2. Restructure the Financing

In certain situations, adjusting financing terms can improve cash flow and better align the property with the client's objectives.

3. Access Existing Equity

For some clients, accumulated equity may be more valuable when redeployed into other investments or planning opportunities.

4. Exchange Into Better-Performing Real Estate

A Section 1031 exchange may allow investors to defer capital gains taxes while repositioning into properties that offer stronger cash flow, better diversification, or more favorable landlord environments.

5. Exit Real Estate Entirely

Sometimes the best answer is simply to sell, pay the taxes, and move on.

While clients often resist this option initially, it can be appropriate when a property no longer fits their financial goals, risk tolerance, or lifestyle.

The Growing Reality of Landlord Fatigue

Another topic that resonated with many advisors was landlord fatigue.

Owning rental property can be rewarding.

It can also be exhausting.

As clients approach retirement, many begin asking:

  • Do I still want late-night maintenance calls?
  • Do I want to deal with tenant disputes?
  • Do I want to manage contractors?
  • Do I want to navigate increasingly complex regulations?

For some, the answer becomes no.

The presenters noted that aging investors frequently begin looking for ways to simplify their lives while maintaining income and preserving wealth.

That may involve professional property management, a 1031 exchange, a Delaware Statutory Trust (DST), or a complete exit from active property ownership.

Retirement Planning and Real Estate Are More Connected Than Ever

Perhaps the biggest lesson from this webinar is that rental properties should not be evaluated in isolation.
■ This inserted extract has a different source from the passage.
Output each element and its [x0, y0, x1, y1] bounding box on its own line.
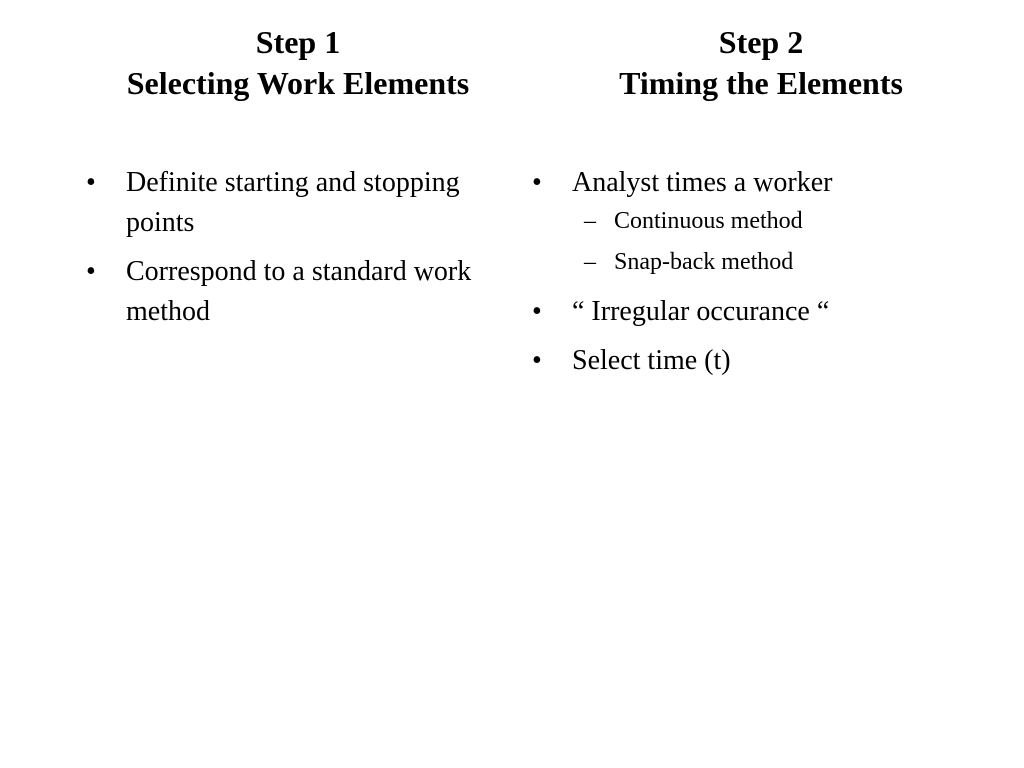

A property may be producing cash flow.

It may be appreciating.

It may even have favorable tax characteristics.

But if it no longer supports the client's retirement goals, estate plan, family objectives, or desired lifestyle, it deserves a fresh look.

Financial advisors are uniquely positioned to help clients ask those questions.

The answer may be to keep the property.

The answer may be to exchange it.

The answer may be to sell it.

What matters most is that the decision is intentional.

Final Thoughts

Many investors spend years focusing on what their rental property was worth when they bought it.

Far fewer spend time evaluating what that property is doing for them today.

As Dan and Todd demonstrated, some of the most valuable planning opportunities emerge when advisors stop viewing rental properties as isolated assets and start evaluating them as part of a comprehensive financial plan.

For many clients, that conversation may uncover hidden risks, untapped opportunities, and entirely new ways to align real estate holdings with long-term goals.

And sometimes, the most valuable question an advisor can ask is surprisingly simple:

"Is this property still working for you?"


Five Questions Advisors Frequently Ask About Rental Properties

Q1: What is the most overlooked metric when evaluating rental property performance?

Return on equity is often overlooked. Many investors focus on appreciation and gross rent, but return on equity helps determine whether the capital tied up in the property is being used efficiently.

Q2: When should a client consider a 1031 exchange?

A 1031 exchange may be worth exploring when a client wants to defer capital gains taxes while repositioning into properties with stronger cash flow, better diversification, or a more favorable ownership experience.

Q3: What is landlord fatigue?

Landlord fatigue occurs when the responsibilities of ownership—maintenance, tenant issues, compliance requirements, and property oversight—begin to outweigh the benefits of holding the property.

Q4: How can advisors use Schedule E information more effectively?

Schedule E can provide valuable insight into rental income, expenses, depreciation, repairs, and overall property performance. Reviewing it annually can uncover tax issues, inefficiencies, and planning opportunities.

Q5: How do rental properties impact estate planning?

Rental properties can create both opportunities and challenges. Advisors should consider inheritance objectives, family dynamics, ownership structures, liquidity needs, and whether heirs are prepared to manage real estate assets after the owner's death.